Impact Statement Salmonella enterica (S. enterica) is a major foodborne pathogen responsible for an annual incidence rate of more than 90 million cases of foodborne illnesses worldwide. To surveil the high order Salmonella lineages, compare disease prevalence across jurisdictions worldwide, and inform risk assessments, in-silico serotyping has been established as the gold standard for typing the bacteria. However, despite previous Salmonella genomic studies reporting discordance between phylogenomic clades and serovars, refinements have yet been made to the serotyping scheme. Here, we analyzed over 180,000 Salmonella genomes representing 723 predicted serovars to subdivide the population into evolutionarily stable clusters in order to propose a stable organization of the Salmonella population structure that can form the basis of a genomic-based typing scheme for the pathogen. We described numerous instances in which genomes between serotypes are more similar than genomes within a serotype to reflect the inconsistencies of subpopulation classifications based on antigenic determinants. Moreover, we found inconsistencies between predicted serovars and reported serovars which highlighted potential errors in existing in-silico serotyping tools and the need to implement controlled vocabularies for reporting Salmonella subtypes in public databases. The findings of our study aim to motivate the future development of a standardized genomic-based typing nomenclature that more accurately captures the natural populations of S. enterica.
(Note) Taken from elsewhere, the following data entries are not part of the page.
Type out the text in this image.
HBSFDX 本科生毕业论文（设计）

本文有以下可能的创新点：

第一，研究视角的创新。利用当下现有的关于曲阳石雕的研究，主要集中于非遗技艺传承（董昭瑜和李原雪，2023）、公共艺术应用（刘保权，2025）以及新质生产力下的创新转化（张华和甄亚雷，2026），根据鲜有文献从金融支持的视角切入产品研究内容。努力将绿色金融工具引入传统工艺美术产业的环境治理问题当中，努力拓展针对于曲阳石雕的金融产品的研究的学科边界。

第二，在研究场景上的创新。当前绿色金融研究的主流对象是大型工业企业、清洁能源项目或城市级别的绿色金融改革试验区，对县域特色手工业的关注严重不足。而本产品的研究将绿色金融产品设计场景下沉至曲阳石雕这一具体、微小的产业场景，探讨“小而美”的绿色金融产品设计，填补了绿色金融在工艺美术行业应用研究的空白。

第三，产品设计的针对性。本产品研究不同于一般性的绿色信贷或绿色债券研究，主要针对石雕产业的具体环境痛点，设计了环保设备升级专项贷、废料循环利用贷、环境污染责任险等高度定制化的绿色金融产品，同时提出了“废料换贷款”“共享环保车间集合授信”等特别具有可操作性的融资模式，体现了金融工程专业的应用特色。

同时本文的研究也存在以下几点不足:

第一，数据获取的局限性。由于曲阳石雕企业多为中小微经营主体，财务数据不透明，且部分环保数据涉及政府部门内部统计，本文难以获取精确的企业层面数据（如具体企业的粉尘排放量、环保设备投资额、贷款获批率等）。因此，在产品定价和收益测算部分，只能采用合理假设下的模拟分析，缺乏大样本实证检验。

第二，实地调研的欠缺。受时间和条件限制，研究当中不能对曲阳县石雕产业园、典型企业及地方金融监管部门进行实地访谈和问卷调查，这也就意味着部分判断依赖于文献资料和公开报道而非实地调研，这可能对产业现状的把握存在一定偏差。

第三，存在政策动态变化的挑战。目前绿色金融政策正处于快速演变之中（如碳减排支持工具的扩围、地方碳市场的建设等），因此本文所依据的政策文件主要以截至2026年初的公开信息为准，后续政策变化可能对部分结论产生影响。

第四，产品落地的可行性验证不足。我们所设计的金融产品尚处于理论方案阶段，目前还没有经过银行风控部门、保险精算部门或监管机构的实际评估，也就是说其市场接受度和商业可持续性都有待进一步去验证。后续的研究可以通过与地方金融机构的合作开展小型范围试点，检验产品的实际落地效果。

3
Data Summary The assembly accession numbers of the genomes analyzed in this study (n = 204,952) and the associated metadata (e.g. sampling location, collection date, FTP address for retrieval) are documented in Table S1. The GenomeTrakr genomes were retrieved from the National Center for Biological Information GenBank database. The PubMLST genomes were retrieved using the BIGSdb API.
Competing Interest Statement
The authors have declared no competing interest.